[PATCH 3/X] [libsanitizer] Add option to bootstrap using HWASAN

Wed Nov 20 15:46:00 GMT 2019

On 20/11/2019 14:33, Martin Liška wrote:
> On 11/13/19 4:24 PM, Matthew Malcomson wrote:
>> On 12/11/2019 12:08, Martin Liška wrote:
>>> On 11/11/19 5:03 PM, Matthew Malcomson wrote:
>>>> Ah!
>>>> My apologies -- I sent up a series with a few documentation mistakes.
> 
>>
>> b) Marking 'ptr' and 'mem' in the dump sounds like a good idea to me.
>>      Exactly how I'm not sure -- maybe with a colourscheme?  Do you 
>> have a
>>      marking in mind?
> 
> Libsanitizer is capable of using colors for report printing.
> I can help with that and come up with a patch for upstream.
> 
>>
>>      Uninitialised shadow space has the zero tag, however, there are a 
>> few
>>      extra details that help understanding these traces:
>>
>>      On the stack, zero is both uninitialized and "the background" (i.e.
>>      the tag for anything not specially instrumented, like register 
>> spills
>>      and parameters passed on the stack).
>>      However, accessible tagged objects can be given a zero tag.
> 
> Question here would be if we should use non-zero tags here? Maybe related
> to my comment about skipping of HWASAN_STACK_BACKGROUND tag?

Unfortunately we can't skip non-zero tags at compile time when using a 
random frame tag.  This is because we don't know at compile time what 
the random frame tag will be.

On each entry to a frame a "base tag" is generated randomly at runtime.
Each local object in the frame has a compile-time offset that's what 
gets calculated in `hwasan_increment_tag` -- the offset from this random 
tag.
The tag assigned to a local object is the runtime random frame tag plus 
the compile-time constant offset.

I could avoid HWASAN_STACK_BACKGROUND as a tag when the parameter 
`hwasan-random-frame-tag` is false, since then there is no runtime 
random base tag (instead I start with zero).

I'll be happy to add that in if you'd like -- I decided against it since 
it would only matter when a function has 256 or more variables, but I 
flip-flopped on the decision a few times.

> 
>>      We allow this to avoid runtime checks when incrementing the random
>>      frame tag to get the tag for a new local variable.
>>      We can easily avoid the zero tag at compile-time if we don't use a
>>      random tag for each frame.  I had this in development at one point
>>      and found it quite useful for verification.  I already have an 
>> option
>>      to disable random tags for each frame that this ability could go
>>      under.
>>      I don't believe (but am not 100% certain) this option is in LLVM.
>>
>>      On the heap uninitialised is tag zero, but memory that has been
>>      `free`d is given a random tag, so non-zero in a dump does not mean a
>>      valid object.
>>
>> c) Is there an alternate notation you have in mind?
>>      I would guess the "dots" are there to say "this granule has no
>>      short-tag information", and I'm not sure what would be a better
>>      way to demonstrate that.
> 
> Now I've got it here. Dot means that top-byte of a pointer equals to zero.
> Right?

Ah!
I think I never described the "short-tag" functionality, and the fact 
it's in the debug output is getting confusing.
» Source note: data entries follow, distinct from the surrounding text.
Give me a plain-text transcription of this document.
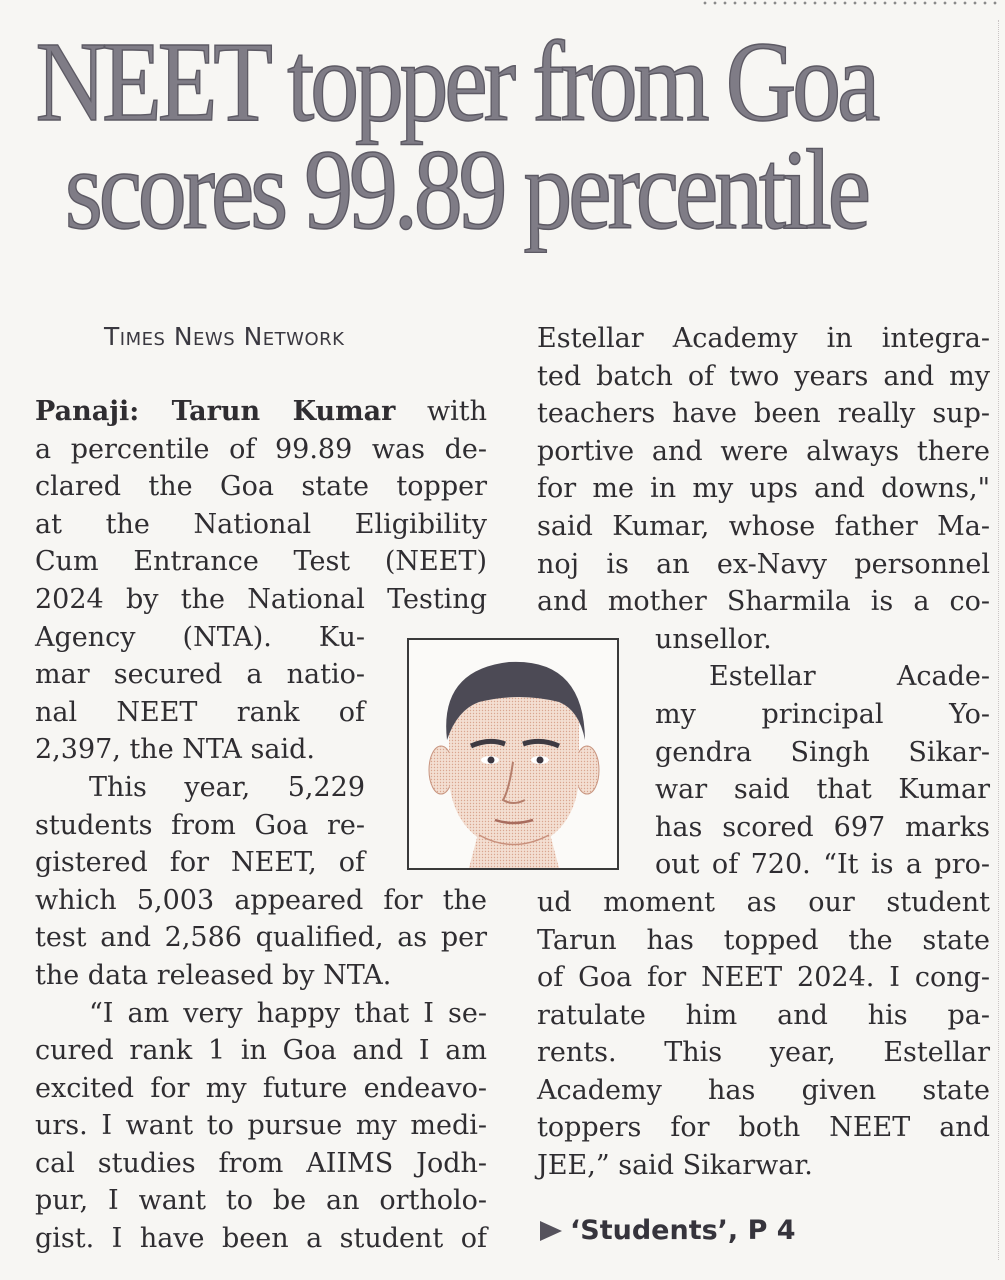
NEET topper from Goa
scores 99.89 percentile
Times News Network
Panaji: Tarun Kumar with
a percentile of 99.89 was de-
clared the Goa state topper
at the National Eligibility
Cum Entrance Test (NEET)
2024 by the National Testing
Agency (NTA). Ku-
mar secured a natio-
nal NEET rank of
2,397, the NTA said.
This year, 5,229
students from Goa re-
gistered for NEET, of
which 5,003 appeared for the
test and 2,586 qualified, as per
the data released by NTA.
“I am very happy that I se-
cured rank 1 in Goa and I am
excited for my future endeavo-
urs. I want to pursue my medi-
cal studies from AIIMS Jodh-
pur, I want to be an ortholo-
gist. I have been a student of
Estellar Academy in integra-
ted batch of two years and my
teachers have been really sup-
portive and were always there
for me in my ups and downs,"
said Kumar, whose father Ma-
noj is an ex-Navy personnel
and mother Sharmila is a co-
unsellor.
Estellar Acade-
my principal Yo-
gendra Singh Sikar-
war said that Kumar
has scored 697 marks
out of 720. “It is a pro-
ud moment as our student
Tarun has topped the state
of Goa for NEET 2024. I cong-
ratulate him and his pa-
rents. This year, Estellar
Academy has given state
toppers for both NEET and
JEE,” said Sikarwar.
‘Students’, P 4
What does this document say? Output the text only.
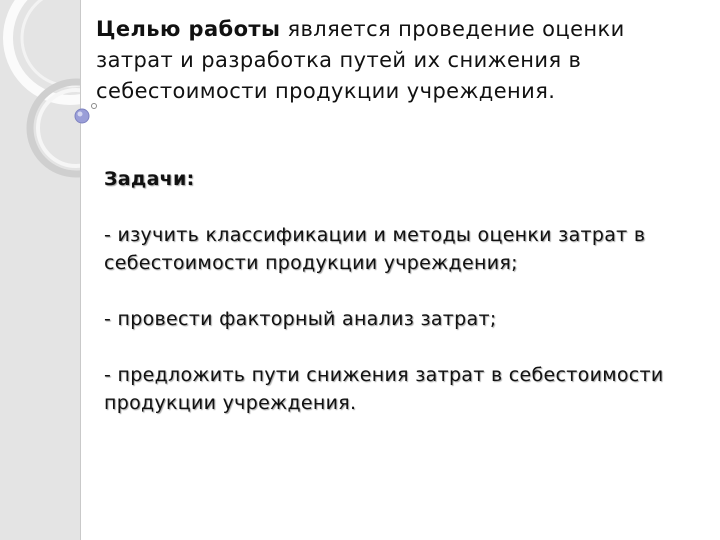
Целью работы является проведение оценки затрат и разработка путей их снижения в себестоимости продукции учреждения.
Задачи:

- изучить классификации и методы оценки затрат в себестоимости продукции учреждения;

- провести факторный анализ затрат;

- предложить пути снижения затрат в себестоимости продукции учреждения.
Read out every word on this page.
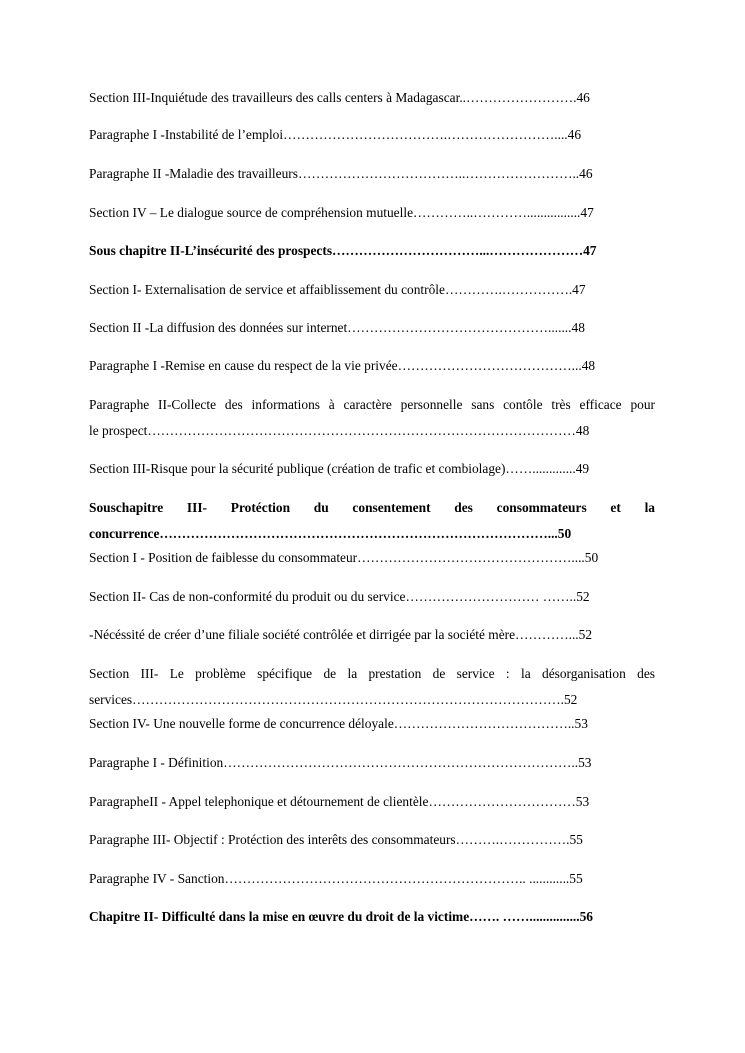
Section III-Inquiétude des travailleurs des calls centers à Madagascar..…………………….46
Paragraphe I -Instabilité de l’emploi……………………………….……………………....46
Paragraphe II -Maladie des travailleurs………………………………..……………………..46
Section IV – Le dialogue source de compréhension mutuelle…………..…………................47
Sous chapitre II-L’insécurité des prospects……………………………...…………………47
Section I- Externalisation de service et affaiblissement du contrôle………….…………….47
Section II -La diffusion des données sur internet……………………………………….......48
Paragraphe I -Remise en cause du respect de la vie privée…………………………………...48
Paragraphe II-Collecte des informations à caractère personnelle sans contôle très efficace pour
le prospect……………………………………………………………………………………48
Section III-Risque pour la sécurité publique (création de trafic et combiolage)…….............49
Souschapitre III- Protéction du consentement des consommateurs et la
concurrence……………………………………………………………………………...50
Section I - Position de faiblesse du consommateur…………………………………………....50
Section II- Cas de non-conformité du produit ou du service………………………… ……..52
-Nécéssité de créer d’une filiale société contrôlée et dirrigée par la société mère…………...52
Section III- Le problème spécifique de la prestation de service : la désorganisation des
services…………………………………………………………………………………….52
Section IV- Une nouvelle forme de concurrence déloyale…………………………………..53
Paragraphe I - Définition……………………………………………………………………..53
ParagrapheII - Appel telephonique et détournement de clientèle……………………………53
Paragraphe III- Objectif : Protéction des interêts des consommateurs……….…………….55
Paragraphe IV - Sanction………………………………………………………….. ............55
Chapitre II- Difficulté dans la mise en œuvre du droit de la victime……. ……...............56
This will also be part of answering your question "c)", and question 
"h", in the other email 
https://gcc.gnu.org/ml/gcc-patches/2019-11/msg01950.html .

----------

The main tagging behaviour as described has a natural limitation.
Invalid accesses that do not cross a 16 byte boundary are not caught, 
since each shadow-memory tag applies to a 16 byte chunk.

To account for this, HWASAN has a "short-tag" functionality.
This functionality was introduced in llvm-svn revision 365551.

Usually, a shadow-memory byte records the *tag* that is valid for access 
to the relevant 16 byte granule in normal memory.
When using short-tags, if an object fills only part of a 16 byte granule 
in normal memory, the corresponding shadow-memory byte stores the 
*length (in bytes) into this granule that is valid*.
The *tag* is then stored in the last byte of the 16 byte granule in 
normal memory.
(We know that last byte is unused, since this is a "short" granule tag).

Now, checking a memory access consists of two parts.
1) A normal tag comparison.
2) A fallback in the tag-mismatch case.
    This fallback checks if the accessing pointer is accessing less bytes
    into the granule than the length given in shadow-memory.
    Then if that's the case it also checks the pointers tag matches the
    last byte in this 16 byte granule.

That is a little difficult to explain clearly in text, so I apologise if 
the above doesn't make sense.

----------

The hwasan error-reporting output lists both memory tags *and* short-tags.
These are the two sections under the titles of "Memory tags ..." and 
"Tags for short granules ...".

The first printed section shows what is stored in shadow-memory.
This is usually the tag, but can be a length if using "short" tags.
The second section contains the "last byte of a granule" for every 
granule whose shadow-memory byte could be a length.

This is why the majority of the "Memory tags ..." section is zero 
(uninitialized).
The majority of the "Tags for short granules ..." section is dots to 
represent that this granule can't be a "short" granule.
Hwasan knows those granules can't be "short" granules since their 
corresponding byte in shadow memory is not a valid length for a 
short-granule interpretation.
Valid lengths are in the range 1 to 15.

It is up to the user to disambiguate the two possibilities in the output.

----------

I have not implemented setting up short-tags for the stack (and do not 
intend to for GCC 10).

This explains your question "h)" -- the testcase you found accesses a 
stack-allocated buffer.
The access is outside the buffer, but not outside the 16 byte granule 
that object is in.  Hence without short-tags this can not be detected by 
hwasan.

It also explains your question "c)" there are no granules that could be 
interpreted as "short" because GCC doesn't yet set any granules as "short".

----------

Note: You will likely see some stack error-reports that do include 
"short" tag information.  This is not because the compiler has generated 
short tag information, but it's because the tags that have been 
generated could be interpreted as valid short tags.
This could cause some rare false-passes, but hwasan is already a 
probabilistic sanitizer.

Note 2: Adding short-tags later is backwards-compatible -- especially 
since I have not added inline tests yet.
The compatibility story for adding short-tags is:
- If you generate short-tags you must have short-tag checking.
- Having short-tag checking without generating short-tags can add
   rare false-passes.

Note 3: short-tags is not a feature in MTE.

> 
>>
>> d) I agree, an address offset annotation on each line of the shadow
>>      memory sounds useful.
> 
> I can come up with an upstream patch as well.
> 
> Thank you,
> Martin
> 
>>
>> Cheers,
>> MM
>>
>>>
>>> Thanks,
>>> Martin
>>>
>>>>
>>>> I'm attaching the entire updated patch series (with the other
>>>> documentation fixes in it too) and the fixed patch for just this 
>>>> part in
>>>> case you just want to compile and test right now.
>>>
>>
>